Ayres d’Ornellas, in “Cartas de África”
Sentindo que pisava um objeto estranho e duro o cavalo levantou as patas dianteiras, relinchou, e voltou a poisá-las sobre o corpo, precisamente sobre o ventre leve e macio do negro. O negro gritou, enterrou os dedos na areia húmida, abriu desmesuradamente os olhos, saltou-lhe um jacto de sangue pela boca e viu a tripas a sairem, perfuradas por balas.
O coronel galhardo olhou para o negro, viu as tripas a escorrerem pela terra, viu os liqüidos intestinais a desaparecerem por entre o capim amassado, viu o sangue a escorrer pelo corpo,e não se comoveu.Olhou de novo para o rosto do negro, e notou que o homem tentava soerguer a cabeça. Do pescoço os nervos despontavam, tensos.
“”Onde está o rei?”perguntou –
O negro voltou a abrir desmesuradamente os olhos, tentou enterrar com mais força os dedos, ergueu lentamente a cabeça, expeliu um novo jacto de sangue pela boca e voltou a tombar a cabeça definitivamente sobre a terra.

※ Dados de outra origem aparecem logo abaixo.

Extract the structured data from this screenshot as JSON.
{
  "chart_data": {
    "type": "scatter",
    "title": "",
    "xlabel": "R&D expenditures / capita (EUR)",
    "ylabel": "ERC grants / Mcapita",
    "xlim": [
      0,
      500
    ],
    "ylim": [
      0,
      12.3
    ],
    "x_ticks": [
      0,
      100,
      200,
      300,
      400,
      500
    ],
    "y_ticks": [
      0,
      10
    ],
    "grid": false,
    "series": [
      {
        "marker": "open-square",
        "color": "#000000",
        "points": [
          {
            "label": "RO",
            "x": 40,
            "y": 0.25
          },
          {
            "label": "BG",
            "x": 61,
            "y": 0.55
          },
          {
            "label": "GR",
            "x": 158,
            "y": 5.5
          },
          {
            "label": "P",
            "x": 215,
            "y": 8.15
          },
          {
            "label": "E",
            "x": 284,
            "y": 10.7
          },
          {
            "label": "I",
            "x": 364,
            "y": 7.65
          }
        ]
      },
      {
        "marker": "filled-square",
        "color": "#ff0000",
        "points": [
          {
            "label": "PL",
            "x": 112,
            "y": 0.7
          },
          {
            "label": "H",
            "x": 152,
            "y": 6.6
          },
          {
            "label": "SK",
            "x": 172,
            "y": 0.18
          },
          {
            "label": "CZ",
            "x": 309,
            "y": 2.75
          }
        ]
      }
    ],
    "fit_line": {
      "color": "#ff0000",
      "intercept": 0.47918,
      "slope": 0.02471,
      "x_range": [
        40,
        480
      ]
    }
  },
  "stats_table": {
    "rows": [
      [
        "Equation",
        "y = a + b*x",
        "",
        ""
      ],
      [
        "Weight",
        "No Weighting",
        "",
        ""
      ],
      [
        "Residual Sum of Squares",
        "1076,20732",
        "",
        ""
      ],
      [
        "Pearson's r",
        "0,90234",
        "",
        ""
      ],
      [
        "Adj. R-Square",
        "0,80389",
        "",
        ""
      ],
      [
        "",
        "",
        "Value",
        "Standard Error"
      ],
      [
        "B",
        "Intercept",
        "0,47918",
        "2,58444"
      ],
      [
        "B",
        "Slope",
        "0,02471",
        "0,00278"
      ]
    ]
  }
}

O coronel olhou para o sangue que escorria nas patas dianteiras do cavalo, olhou para o rosto desfigurado pela morte e comentou com um leve sorriso entre os lábios:”Estes pretos têm uma força de cavalo!…”
Puxou as rédeas do cavalo, virou-o à esquerda, e contemplou com certo cansaço o mar de mortos sem sepultura que a planície ostentava. Ao longe, silenciosa, erguia-se a capital do império de Gaza.As casas, pardas, adormeciam na noite que fugia.
“Queimem a povoação!” sentenciou o coronel e esporeou o cavalo em direção ao outeiro mais próximo.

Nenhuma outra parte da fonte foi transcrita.